How to Deal With Red, Irritated Skin

Chapping, rawness, and stinging are the body’s ways of sending out an SOS. When skin becomes inflamed and irritated—from windburn, an allergen, even a new retinoid—it turns red because blood rushes to the site with oxygen and immune cells to fix the damage, says New York City dermatologist David Bank. We asked dermatologists to describe the symptoms that may show up and how to treat them.

By Jolene Edgar

IF YOU SEE: Raw, dry patches
YOU MAY HAVE: Sensitive skin aggravated by wind, sunburn, overwashing, anti-aging ingredients, or even stress
TREAT IT WITH: Apply a soothing moisturizer containing ceramides or the antioxidants feverfew or licorice extract. Then smooth a pea-size drop of 1 percent hydrocortisone cream over irritated areas twice a day for up to two weeks. The hydrocortisone “chases away inflammatory cells and constricts blood vessels to get the red out,” says Bank. (Using it for longer than two weeks can ratchet up redness by creating more blood vessels.) If there’s no improvement, see a dermatologist for a stronger cortisone or a prescription barrier-repair cream. You’ll also want to rethink your anti-aging routine if it involves a retinoid: Stop using the product until your skin heals completely to avoid even worse irritation, then ease back in, using it only every second or third night to start and putting it on over a thin layer of moisturizer to prevent skin from drying out.

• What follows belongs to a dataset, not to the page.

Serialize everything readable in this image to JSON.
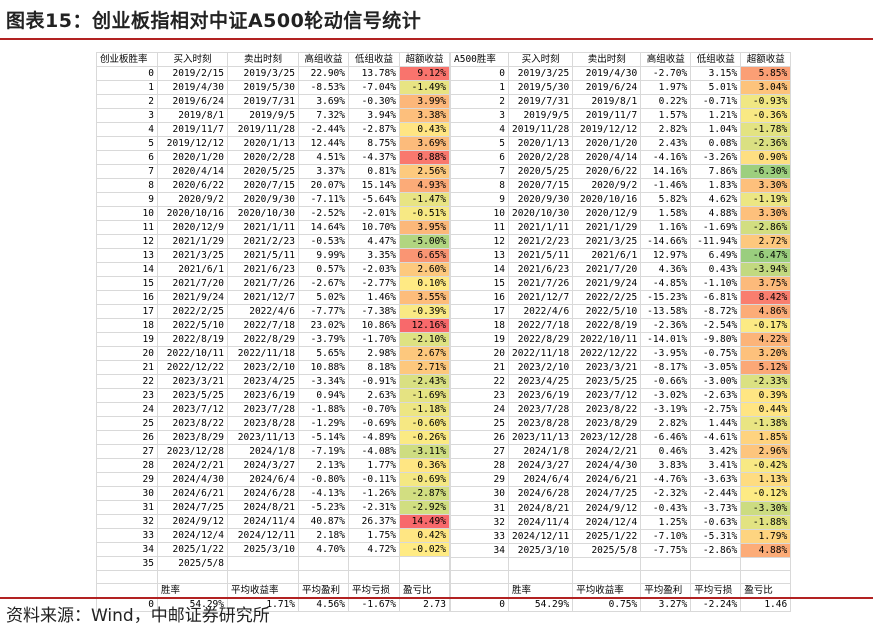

IF YOU SEE: Redness and scaling in the creases of your nose, around the eyebrows, or behind the ears, often accompanied by a flaky scalp
YOU MAY HAVE: Seborrheic dermatitis (a.k.a. dandruff). “It means your skin cells are turning over too quickly, getting sticky, and not shedding as they should,” says Heidi Waldorf, the director of laser and cosmetic dermatology at Mount Sinai Medical Center.
TREAT IT WITH: Help loosen the flakes by washing the area once a day with a mild 0.5 percent salicylic acid cleanser. Follow this each time you wash with a gentle moisturizer. Finally, apply a 1 percent hydrocortisone cream twice a day. If that doesn’t work, try spreading a fungus-fighting cream, like over-the-counter Lotrimin, over the affected area. Do this part twice a day for three to five days. If you can’t get the dermatitis under control in a couple of weeks with these methods, contact your dermatologist.

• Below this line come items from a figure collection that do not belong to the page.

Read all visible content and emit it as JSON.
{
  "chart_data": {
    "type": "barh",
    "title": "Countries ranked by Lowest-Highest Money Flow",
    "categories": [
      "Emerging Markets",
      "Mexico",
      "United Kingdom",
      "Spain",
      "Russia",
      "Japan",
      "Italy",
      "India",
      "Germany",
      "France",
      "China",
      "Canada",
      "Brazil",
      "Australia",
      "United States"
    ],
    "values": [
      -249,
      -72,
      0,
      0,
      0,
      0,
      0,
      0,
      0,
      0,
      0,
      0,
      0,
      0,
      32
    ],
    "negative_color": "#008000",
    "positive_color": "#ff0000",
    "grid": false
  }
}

IF YOU SEE: Itchy, pink splotches or rashlike blistered skin
YOU MAY HAVE: Contact dermatitis, which strikes after you touch something you’re allergic to. Common culprits include ingredients in fragrances, lanolin, parabens, the nickel in costume jewelry and metallic makeup, and formaldehyde resins in certain nail polishes and lip liners.
TREAT IT WITH: Start by applying a cold milk compress to the area for about ten minutes; the anti-inflammatory molecules in the dairy fat will help settle things down, says dermatologist Amy Wechsler. Then treat any remaining rash by gently dabbing a 1 percent hydrocortisone ointment on the area twice a day. Ointments are generally preservative-free and therefore less irritating than creams, says Joshua Zeichner, an assistant professor of dermatology at Mount Sinai Hospital in New York City. If your skin is blistered or open, you’ll also need to apply an antibiotic ointment, like Neosporin, twice a day to avoid infection. And before bed, take some Benadryl. “Oral Benadryl can quell any itching or swelling,” says dermatologist Jeannette Graf. To figure out what you’re reacting to and need to avoid, make an appointment with a dermatologist for patch testing.